In quel momento appare David, un ragazzone con un bel giubbotto di pelle senza maniche ma in compenso con tante borchie, ben tatuato, con gli occhiali da sole e la barba incolta. Sarebbe una vera rockstar se solo avesse l’aspetto esangue e consunto invece che paffutto e bonaccione.

“Okay”, dice David, “ora suoneremo il pezzo in playback, voi fate un po’ casino… bevete, ballate… insomma… fate bordelloooo!”

Obbediamo. Tutti fanno bordello come possono.

Dopo tre riprese, David mette giù la chitarra, i suoi compagni di band lasciano i rispettivi strumenti.

“Adesso giriamo il video con alcuni di voi che suonano al posto nostro” dice David. “Poi mixeremo le immagini, sarà divertente.”

La canzone suona in playback altre due o tre volte, vari ragazzi imbracciano basso e chitarra o picchiano sul tamburo a caso.

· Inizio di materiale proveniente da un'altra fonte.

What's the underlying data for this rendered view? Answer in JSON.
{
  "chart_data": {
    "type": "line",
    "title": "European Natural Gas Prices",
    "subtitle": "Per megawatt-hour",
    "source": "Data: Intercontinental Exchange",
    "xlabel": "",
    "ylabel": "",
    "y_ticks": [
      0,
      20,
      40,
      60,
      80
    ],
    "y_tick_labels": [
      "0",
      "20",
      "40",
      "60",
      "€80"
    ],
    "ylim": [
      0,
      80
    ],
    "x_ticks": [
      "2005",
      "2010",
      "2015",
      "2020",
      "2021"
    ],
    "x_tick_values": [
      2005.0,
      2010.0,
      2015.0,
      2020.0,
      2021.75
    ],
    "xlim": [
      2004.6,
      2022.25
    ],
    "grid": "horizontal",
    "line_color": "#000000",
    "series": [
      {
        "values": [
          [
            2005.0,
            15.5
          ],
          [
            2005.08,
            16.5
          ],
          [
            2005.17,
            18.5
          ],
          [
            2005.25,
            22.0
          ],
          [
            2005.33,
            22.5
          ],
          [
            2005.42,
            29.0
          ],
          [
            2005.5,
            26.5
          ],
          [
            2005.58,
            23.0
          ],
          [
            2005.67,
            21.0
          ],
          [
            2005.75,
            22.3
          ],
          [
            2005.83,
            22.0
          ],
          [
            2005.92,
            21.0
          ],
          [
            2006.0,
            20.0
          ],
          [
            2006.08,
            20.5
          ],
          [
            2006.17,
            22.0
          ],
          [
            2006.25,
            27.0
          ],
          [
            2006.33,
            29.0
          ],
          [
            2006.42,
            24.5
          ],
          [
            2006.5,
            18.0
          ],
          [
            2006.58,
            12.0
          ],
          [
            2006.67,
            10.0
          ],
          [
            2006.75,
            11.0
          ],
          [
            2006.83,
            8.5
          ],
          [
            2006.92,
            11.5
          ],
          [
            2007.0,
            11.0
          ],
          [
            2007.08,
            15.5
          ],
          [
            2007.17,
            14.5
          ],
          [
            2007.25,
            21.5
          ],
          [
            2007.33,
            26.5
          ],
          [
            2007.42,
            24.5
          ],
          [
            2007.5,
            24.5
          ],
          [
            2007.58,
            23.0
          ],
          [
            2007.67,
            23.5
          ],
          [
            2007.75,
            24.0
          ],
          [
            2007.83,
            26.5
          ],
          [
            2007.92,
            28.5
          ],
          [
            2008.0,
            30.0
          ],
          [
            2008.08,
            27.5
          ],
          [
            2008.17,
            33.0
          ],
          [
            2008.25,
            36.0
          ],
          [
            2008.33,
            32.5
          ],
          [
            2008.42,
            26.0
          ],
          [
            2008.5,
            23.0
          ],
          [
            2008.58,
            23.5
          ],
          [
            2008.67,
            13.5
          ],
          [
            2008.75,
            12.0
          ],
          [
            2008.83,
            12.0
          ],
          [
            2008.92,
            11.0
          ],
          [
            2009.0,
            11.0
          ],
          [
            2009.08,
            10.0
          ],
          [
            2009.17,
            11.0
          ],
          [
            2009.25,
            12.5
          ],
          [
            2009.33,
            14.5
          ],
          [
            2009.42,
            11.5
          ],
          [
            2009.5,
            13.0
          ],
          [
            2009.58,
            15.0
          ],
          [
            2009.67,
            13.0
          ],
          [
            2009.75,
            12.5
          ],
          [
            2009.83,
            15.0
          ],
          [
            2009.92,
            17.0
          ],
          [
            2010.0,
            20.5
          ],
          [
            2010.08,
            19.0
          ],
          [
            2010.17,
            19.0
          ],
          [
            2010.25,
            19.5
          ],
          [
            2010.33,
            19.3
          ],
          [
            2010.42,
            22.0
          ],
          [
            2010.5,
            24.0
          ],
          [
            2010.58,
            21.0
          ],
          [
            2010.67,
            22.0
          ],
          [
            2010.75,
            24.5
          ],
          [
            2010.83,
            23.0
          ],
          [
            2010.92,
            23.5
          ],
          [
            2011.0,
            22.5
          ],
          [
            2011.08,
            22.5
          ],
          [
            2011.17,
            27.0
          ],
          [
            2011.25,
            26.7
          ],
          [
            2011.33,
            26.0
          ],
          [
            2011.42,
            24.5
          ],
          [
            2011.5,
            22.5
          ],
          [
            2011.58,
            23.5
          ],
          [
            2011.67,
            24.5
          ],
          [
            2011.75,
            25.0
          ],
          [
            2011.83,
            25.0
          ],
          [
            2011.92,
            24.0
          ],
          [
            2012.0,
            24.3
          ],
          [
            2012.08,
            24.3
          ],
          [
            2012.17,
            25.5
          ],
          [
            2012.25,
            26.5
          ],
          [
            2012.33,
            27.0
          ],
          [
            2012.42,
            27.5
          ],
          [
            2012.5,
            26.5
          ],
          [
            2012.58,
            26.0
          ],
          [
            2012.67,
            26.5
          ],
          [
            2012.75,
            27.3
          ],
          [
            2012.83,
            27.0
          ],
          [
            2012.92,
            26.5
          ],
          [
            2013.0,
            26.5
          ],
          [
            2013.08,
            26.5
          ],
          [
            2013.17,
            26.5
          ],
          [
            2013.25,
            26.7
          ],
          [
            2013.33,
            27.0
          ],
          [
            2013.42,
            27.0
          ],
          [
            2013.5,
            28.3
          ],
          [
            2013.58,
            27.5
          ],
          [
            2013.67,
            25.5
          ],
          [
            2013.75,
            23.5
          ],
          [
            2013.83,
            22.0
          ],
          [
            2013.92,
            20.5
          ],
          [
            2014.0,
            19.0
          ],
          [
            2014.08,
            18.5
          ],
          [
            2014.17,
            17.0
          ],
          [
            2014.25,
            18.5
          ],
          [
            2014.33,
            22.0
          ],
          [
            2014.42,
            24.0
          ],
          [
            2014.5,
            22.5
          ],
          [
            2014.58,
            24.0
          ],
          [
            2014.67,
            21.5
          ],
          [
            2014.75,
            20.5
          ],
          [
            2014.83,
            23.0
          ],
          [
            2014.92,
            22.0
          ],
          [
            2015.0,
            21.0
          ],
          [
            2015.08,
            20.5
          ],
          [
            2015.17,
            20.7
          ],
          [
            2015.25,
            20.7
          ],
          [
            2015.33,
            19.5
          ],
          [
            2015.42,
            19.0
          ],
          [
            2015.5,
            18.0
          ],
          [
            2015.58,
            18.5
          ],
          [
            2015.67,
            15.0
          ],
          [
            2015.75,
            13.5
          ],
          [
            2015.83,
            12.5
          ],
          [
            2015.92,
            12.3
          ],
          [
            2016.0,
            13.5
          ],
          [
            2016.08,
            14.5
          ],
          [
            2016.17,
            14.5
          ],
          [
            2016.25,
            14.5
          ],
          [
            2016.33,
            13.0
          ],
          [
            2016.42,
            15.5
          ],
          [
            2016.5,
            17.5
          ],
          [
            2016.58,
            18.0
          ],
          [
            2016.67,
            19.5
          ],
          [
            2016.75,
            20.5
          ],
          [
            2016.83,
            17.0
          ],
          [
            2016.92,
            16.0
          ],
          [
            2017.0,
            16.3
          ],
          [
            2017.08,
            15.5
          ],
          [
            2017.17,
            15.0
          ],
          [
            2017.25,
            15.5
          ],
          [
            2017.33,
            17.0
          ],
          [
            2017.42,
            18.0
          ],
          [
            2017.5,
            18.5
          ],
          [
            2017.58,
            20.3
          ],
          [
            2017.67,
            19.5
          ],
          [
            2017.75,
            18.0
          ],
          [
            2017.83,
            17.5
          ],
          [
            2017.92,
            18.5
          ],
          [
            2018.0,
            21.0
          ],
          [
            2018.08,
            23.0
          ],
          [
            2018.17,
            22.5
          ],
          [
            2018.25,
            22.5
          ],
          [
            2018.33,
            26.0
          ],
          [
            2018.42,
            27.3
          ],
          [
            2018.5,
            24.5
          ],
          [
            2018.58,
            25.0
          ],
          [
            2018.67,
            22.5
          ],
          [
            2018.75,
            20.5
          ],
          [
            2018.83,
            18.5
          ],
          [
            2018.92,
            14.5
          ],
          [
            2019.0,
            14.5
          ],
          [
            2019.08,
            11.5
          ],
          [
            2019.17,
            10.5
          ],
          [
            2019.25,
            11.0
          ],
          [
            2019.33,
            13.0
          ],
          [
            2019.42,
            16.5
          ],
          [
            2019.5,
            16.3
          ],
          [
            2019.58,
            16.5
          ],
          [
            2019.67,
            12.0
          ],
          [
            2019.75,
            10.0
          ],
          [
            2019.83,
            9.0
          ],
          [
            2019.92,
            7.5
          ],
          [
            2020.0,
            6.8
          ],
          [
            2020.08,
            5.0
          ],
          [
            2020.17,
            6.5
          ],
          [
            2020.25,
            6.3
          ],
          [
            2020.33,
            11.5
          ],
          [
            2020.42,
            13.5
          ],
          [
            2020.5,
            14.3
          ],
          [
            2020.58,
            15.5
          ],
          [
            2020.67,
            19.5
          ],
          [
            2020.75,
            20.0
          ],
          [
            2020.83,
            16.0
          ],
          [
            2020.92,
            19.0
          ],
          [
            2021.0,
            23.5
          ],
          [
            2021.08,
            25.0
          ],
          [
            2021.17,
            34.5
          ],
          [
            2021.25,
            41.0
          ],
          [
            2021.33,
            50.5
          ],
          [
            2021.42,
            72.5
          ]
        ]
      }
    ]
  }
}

“Ancora una volta… l’ultima.”

Non so chi mi ha spinto, sarà stata la Babsie come al solito. O forse lei ha detto, a voce sospettosamente alta, “tu sai suonare la chitarra!”, Lisa deve avere sentito e forse mi ha spinto lei… Fatto sta che mi ritrovo con la chitarra in mano. Non so il testo della canzone, il cavo dell’amplificazione non è nemmeno collegato, il mio mimo sul playback è pietoso, ma non ha nessuna importanza.

La nostra vacanza messicana è cominciata da tre ore e siamo a una festa con dei ragazzi di Città del Messico, io sto girando il video di un giovane gruppo rock in un appartamento di Polanco. I love it.